Choose Sermorelin if: You prefer the most physiological approach to GH stimulation with the strongest regulatory safety history. Sermorelin more closely mimics natural GH secretion and is ideal for anti-aging, recovery, and sleep quality research. Its once-daily bedtime dosing is also more convenient.
Combine both if: Maximum GH optimization is the goal. The GHRP + GHRH combination (ipamorelin + sermorelin or CJC-1295) is the gold standard in peptide-based GH research, producing synergistic release greater than either compound alone.

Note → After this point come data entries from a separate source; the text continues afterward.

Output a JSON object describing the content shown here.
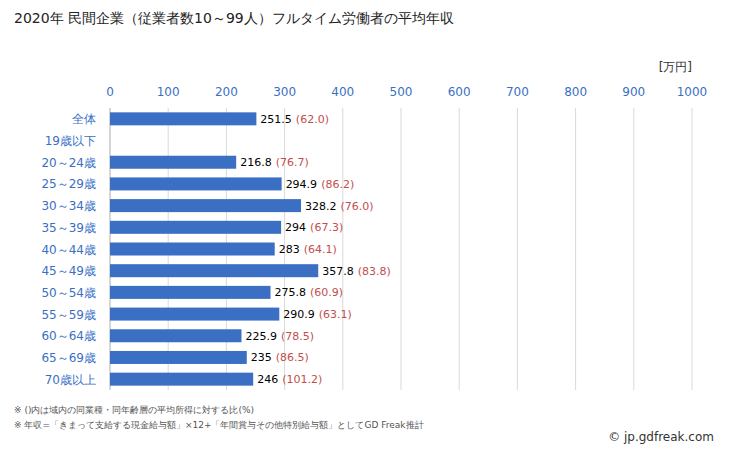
{
  "chart_data": {
    "type": "bar",
    "orientation": "horizontal",
    "title": "2020年 民間企業（従業者数10～99人）フルタイム労働者の平均年収",
    "x_label": "[万円]",
    "categories": [
      "全体",
      "19歳以下",
      "20～24歳",
      "25～29歳",
      "30～34歳",
      "35～39歳",
      "40～44歳",
      "45～49歳",
      "50～54歳",
      "55～59歳",
      "60～64歳",
      "65～69歳",
      "70歳以上"
    ],
    "values": [
      251.5,
      null,
      216.8,
      294.9,
      328.2,
      294.0,
      283.0,
      357.8,
      275.8,
      290.9,
      225.9,
      235.0,
      246.0
    ],
    "ratio_labels": [
      "(62.0)",
      null,
      "(76.7)",
      "(86.2)",
      "(76.0)",
      "(67.3)",
      "(64.1)",
      "(83.8)",
      "(60.9)",
      "(63.1)",
      "(78.5)",
      "(86.5)",
      "(101.2)"
    ],
    "color": "#3a6fc4",
    "xlim": [
      0,
      1000
    ],
    "xticks": [
      0,
      100,
      200,
      300,
      400,
      500,
      600,
      700,
      800,
      900,
      1000
    ],
    "grid": true,
    "data_labels": true,
    "notes": [
      "※ ()内は域内の同業種・同年齢層の平均所得に対する比(%)",
      "※ 年収=「きまって支給する現金給与額」×12+「年間賞与その他特別給与額」としてGD Freak推計"
    ],
    "source": "© jp.gdfreak.com"
  }
}
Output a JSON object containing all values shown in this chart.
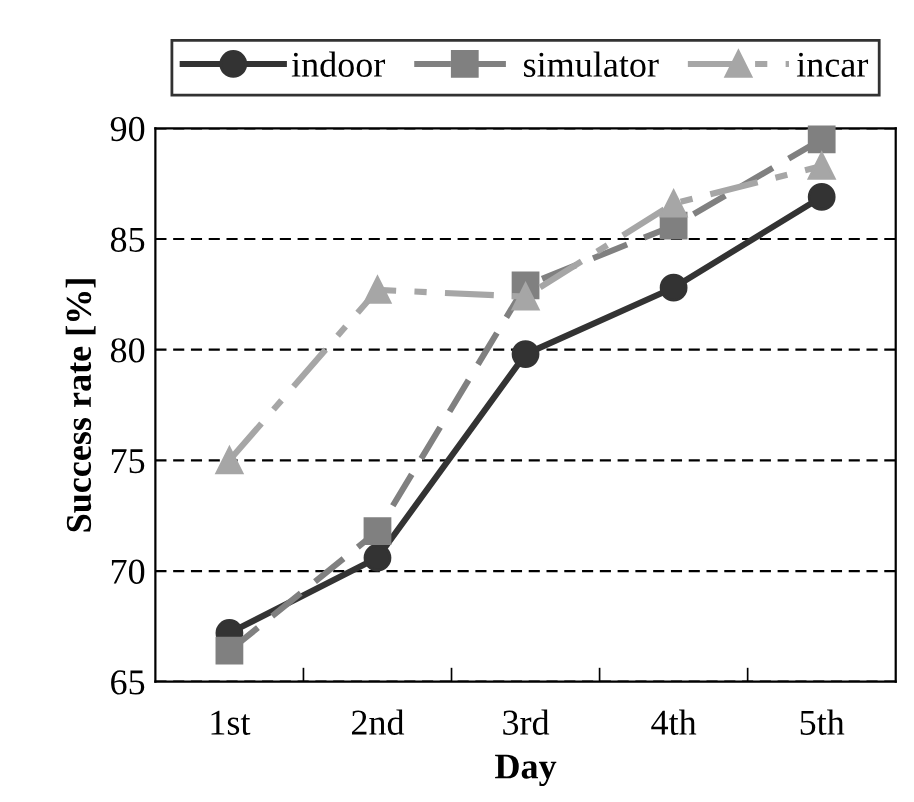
{
  "chart_data": {
    "type": "line",
    "xlabel": "Day",
    "ylabel": "Success rate [%]",
    "categories": [
      "1st",
      "2nd",
      "3rd",
      "4th",
      "5th"
    ],
    "series": [
      {
        "name": "indoor",
        "color": "#333333",
        "values": [
          67.2,
          70.6,
          79.8,
          82.8,
          86.9
        ],
        "marker": "circle",
        "line_style": "solid"
      },
      {
        "name": "simulator",
        "color": "#808080",
        "values": [
          66.4,
          71.8,
          82.9,
          85.6,
          89.5
        ],
        "marker": "square",
        "line_style": "dashed"
      },
      {
        "name": "incar",
        "color": "#a6a6a6",
        "values": [
          75.0,
          82.7,
          82.4,
          86.6,
          88.3
        ],
        "marker": "triangle",
        "line_style": "dashdot"
      }
    ],
    "ylim": [
      65,
      90
    ],
    "yticks": [
      65,
      70,
      75,
      80,
      85,
      90
    ],
    "grid": "y",
    "legend": "top"
  }
}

Frequently Asked Questions
Ipamorelin tends to produce stronger, more consistent GH pulses per injection with fewer side effects. Sermorelin more closely mimics natural GHRH physiology but produces somewhat lower peak GH levels. Many researchers combine both for synergistic GH release through complementary receptor pathways.
Yes, combining ipamorelin (GHRP) with sermorelin (GHRH analog) is a well-established protocol. They work through different receptors, creating synergistic GH release greater than either alone. This is considered the gold standard for peptide-based GH optimization.
Ipamorelin is notable for minimal cortisol elevation, no significant prolactin increase, and minimal appetite stimulation. Sermorelin side effects include injection site reactions, facial flushing, headache, and occasional dizziness. Both are well-tolerated compared to exogenous HGH or other GHRPs like GHRP-6.